My online response to the above linked-to article follows:
There’s nothing progressive about Star Trek. You are allowed to fool yourself into thinking there is, however. How can you know? Try this: Spend a couple of months just re-watching episode after episode of every Star Trek tv show made – not every waking moment of your days and nights, but frequently (the way I have done, leaving out the first show with William Shatner). And tune your sensors for the immorality hiding in the morals. You’ll be appalled. One example: An episode of DS9 (S6E “In The Pale Moonlight”) has Sisko going along with Garak’s plan to bring the Romulans into the Federation’s war with the Dominion. Garak’s principles are like those of Paul Bremer. He’s inhuman but is intelligent and can put on any face that’s needed. Hollywood’s tactic is to introduce such characters but not have them do things that will make you dislike them. They are tweaked. You can, if you look at them at a certain angle, support them. (See the ISR article titled “The Corporate Invasion Of Iraq” by Rania Masri – http://bit.ly/UONAg9)

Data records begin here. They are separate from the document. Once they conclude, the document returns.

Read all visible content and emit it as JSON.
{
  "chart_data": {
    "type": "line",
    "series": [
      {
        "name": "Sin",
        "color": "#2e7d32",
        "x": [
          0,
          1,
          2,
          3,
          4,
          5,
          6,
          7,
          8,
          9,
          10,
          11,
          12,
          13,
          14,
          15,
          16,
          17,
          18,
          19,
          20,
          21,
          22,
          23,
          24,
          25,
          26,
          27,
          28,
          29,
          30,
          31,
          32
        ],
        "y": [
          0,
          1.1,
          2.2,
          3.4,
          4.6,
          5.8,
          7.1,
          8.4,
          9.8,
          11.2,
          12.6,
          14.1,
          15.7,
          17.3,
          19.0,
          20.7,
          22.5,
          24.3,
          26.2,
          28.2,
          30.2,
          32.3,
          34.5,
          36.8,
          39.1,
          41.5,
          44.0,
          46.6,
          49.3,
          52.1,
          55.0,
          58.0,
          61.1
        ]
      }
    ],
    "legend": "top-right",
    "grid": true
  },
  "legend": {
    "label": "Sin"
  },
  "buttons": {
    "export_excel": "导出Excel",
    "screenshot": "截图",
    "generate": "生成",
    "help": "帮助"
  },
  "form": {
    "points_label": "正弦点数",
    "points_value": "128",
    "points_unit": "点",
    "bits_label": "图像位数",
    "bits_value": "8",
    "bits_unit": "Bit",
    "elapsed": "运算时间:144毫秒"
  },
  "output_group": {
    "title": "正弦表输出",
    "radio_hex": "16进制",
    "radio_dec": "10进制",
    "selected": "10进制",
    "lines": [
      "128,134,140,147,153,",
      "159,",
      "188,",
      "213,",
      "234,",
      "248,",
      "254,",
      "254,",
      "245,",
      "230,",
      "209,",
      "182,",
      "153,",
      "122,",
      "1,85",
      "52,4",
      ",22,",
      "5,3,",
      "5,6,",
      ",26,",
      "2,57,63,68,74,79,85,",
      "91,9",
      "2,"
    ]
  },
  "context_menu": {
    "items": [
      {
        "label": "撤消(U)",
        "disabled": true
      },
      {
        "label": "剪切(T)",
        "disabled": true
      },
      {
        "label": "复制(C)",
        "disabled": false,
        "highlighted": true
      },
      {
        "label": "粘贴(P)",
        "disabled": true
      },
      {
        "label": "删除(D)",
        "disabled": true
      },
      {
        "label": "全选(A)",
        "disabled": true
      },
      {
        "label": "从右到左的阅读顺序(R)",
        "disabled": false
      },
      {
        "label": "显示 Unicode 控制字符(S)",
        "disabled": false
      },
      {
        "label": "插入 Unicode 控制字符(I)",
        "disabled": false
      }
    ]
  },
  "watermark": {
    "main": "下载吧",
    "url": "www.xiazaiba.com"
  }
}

Garak doesn’t expect the Romulans to go along with the deceit he employs, which Sisko participates in, willingly. Sisko knows in the back of his mind that Garak will do anything to achieve their aim, but decides to go along with Garak because he doesn’t want to think about what he’s getting into. He’s too moral. But, in the analogous reality that Hollywood/Pentagon/CIA is trying to convey and have us accept, that’s the ‘fiction’ part of Sisko. (That’s like suggesting that Obama is too moral to bomb Syria. Lost leftists might argue that, but they know better. As if the bombing and other atrocities he’s committed don’t matter. He happened, for whatever reasons, to decide against that particular action. So what?) Garak is made out to be a good guy, which is accomplished by having Sisko, a saint, accept him, before and after his evil deed of murdering Romulans in order to manipulate them into joining the Federation. Only Sisko knows about Garak’s mass murder. But the others know he’s smelly. But they’re okay with him too, So we should be. There’s even a story arc in which he’s in love with Gul Dukat’s daughter. And she loved him, prompting him to exclaim ‘But I don’t know why she would.’ Maybe Hollywood/Pentagon/CIA went to work on her first.